Law School Decision Dates 2008-2009
Published July 2010, last updated October 2010
Note: Updated 2009-2010 decision date graphs are also available.
During the law school application cycle, applicants often have questions about when schools tend to make their admissions decisions - how many waves of acceptances there were last year, after what point an applicant should expect a waitlist, when a school starts taking people off its waitlist, and so on. These graphs are also based upon this publicly available data, gathered in a more methodical and comprehensive manner.
Decisions are sorted in weekly increments. On the x-axis, Dec2 denotes the first full week of December, while Nov/Dec denotes the week that starts in November and ends in December. A week begins on Sunday and ends on Saturday. The tic marks on the x-axis represent the boundaries between weeks, rather than the weeks themselves, so each week's label (e.g., Oct3) will fall between two tic marks, and the data points representing decisions that came out during that week will lie directly above the label, centered between the two tic marks.
Click to Enlarge the Graphs
Here are a few caveats and methodological decisions to keep in mind as you interpret these graphs:
- A glance at the acceptance rates at the schools in question will reveal that most of the graphs are an inaccurate indicator of a candidate's chances of admission. In general, the graphs are skewed towards acceptances. It is possible that applicants are more likely to report a decision date when they are accepted than when they are rejected or waitlisted, or that applicants who spend time analyzing and reporting their own admissions statistics are, on average, more qualified than the typical candidate. The viewer should be aware that a graph's rejection and waitlist humps may be misleadingly low and should take care to look up the school's acceptance rate rather than drawing conclusions about his/her chances of admission based on the graph. For some schools, waitlists far outnumber rejections, indicating that reporting bias may have skewed the data towards waitlists as well as acceptances.

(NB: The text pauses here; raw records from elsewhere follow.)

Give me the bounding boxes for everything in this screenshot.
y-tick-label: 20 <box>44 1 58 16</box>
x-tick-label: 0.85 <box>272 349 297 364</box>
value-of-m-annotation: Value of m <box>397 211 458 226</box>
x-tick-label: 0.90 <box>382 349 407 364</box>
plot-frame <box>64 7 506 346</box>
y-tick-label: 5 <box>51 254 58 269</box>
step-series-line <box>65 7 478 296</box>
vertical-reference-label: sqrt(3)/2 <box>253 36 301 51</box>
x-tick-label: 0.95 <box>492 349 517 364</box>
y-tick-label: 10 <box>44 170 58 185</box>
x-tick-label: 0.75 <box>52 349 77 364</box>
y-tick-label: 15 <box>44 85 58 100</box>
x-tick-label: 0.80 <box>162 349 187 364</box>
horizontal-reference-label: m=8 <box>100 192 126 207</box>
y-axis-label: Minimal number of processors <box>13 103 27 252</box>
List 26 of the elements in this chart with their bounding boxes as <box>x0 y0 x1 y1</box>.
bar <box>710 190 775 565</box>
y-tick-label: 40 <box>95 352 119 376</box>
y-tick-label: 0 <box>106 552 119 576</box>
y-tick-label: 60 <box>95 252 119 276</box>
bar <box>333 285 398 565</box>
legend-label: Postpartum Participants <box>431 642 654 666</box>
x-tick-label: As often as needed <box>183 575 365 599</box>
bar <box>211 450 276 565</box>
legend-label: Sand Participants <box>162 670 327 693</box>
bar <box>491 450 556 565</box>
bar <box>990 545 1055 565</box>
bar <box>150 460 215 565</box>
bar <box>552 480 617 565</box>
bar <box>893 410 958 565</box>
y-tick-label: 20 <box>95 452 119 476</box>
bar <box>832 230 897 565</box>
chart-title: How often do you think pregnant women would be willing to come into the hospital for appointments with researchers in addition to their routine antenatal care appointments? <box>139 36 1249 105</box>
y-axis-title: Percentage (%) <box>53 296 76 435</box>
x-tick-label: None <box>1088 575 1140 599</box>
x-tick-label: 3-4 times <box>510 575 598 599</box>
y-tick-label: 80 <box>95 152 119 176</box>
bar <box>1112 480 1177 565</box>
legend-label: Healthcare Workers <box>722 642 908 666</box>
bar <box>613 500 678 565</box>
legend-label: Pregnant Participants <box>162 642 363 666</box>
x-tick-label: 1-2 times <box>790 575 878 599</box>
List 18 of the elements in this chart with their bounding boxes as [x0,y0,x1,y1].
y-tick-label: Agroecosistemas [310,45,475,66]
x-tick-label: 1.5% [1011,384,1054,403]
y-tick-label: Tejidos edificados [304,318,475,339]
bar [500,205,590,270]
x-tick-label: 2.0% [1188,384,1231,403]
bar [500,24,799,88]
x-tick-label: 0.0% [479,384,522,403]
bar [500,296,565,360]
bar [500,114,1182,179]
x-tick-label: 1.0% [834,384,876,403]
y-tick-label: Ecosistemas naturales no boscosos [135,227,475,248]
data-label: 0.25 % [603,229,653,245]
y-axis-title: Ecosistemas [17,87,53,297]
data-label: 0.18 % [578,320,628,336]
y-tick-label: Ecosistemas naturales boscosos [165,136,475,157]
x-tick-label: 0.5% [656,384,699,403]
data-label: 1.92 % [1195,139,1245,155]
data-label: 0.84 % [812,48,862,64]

- No users were double-counted. This means that each WL/admit or WL/reject applicant was part of some initial waitlist batch but is not included in that category on the graph.
- For decisions that were sent through the postal service rather than through e-mail or status checkers, some applicants reported the decision date as the date when their letters were postmarked, while others reported the date when they received the letter. No attempt was made to standardize these. However, the fact that decision dates are sorted by week rather than by day minimizes the difference between the two.
- For schools that have part-time programs, no distinction was made between part-time and full-time applications.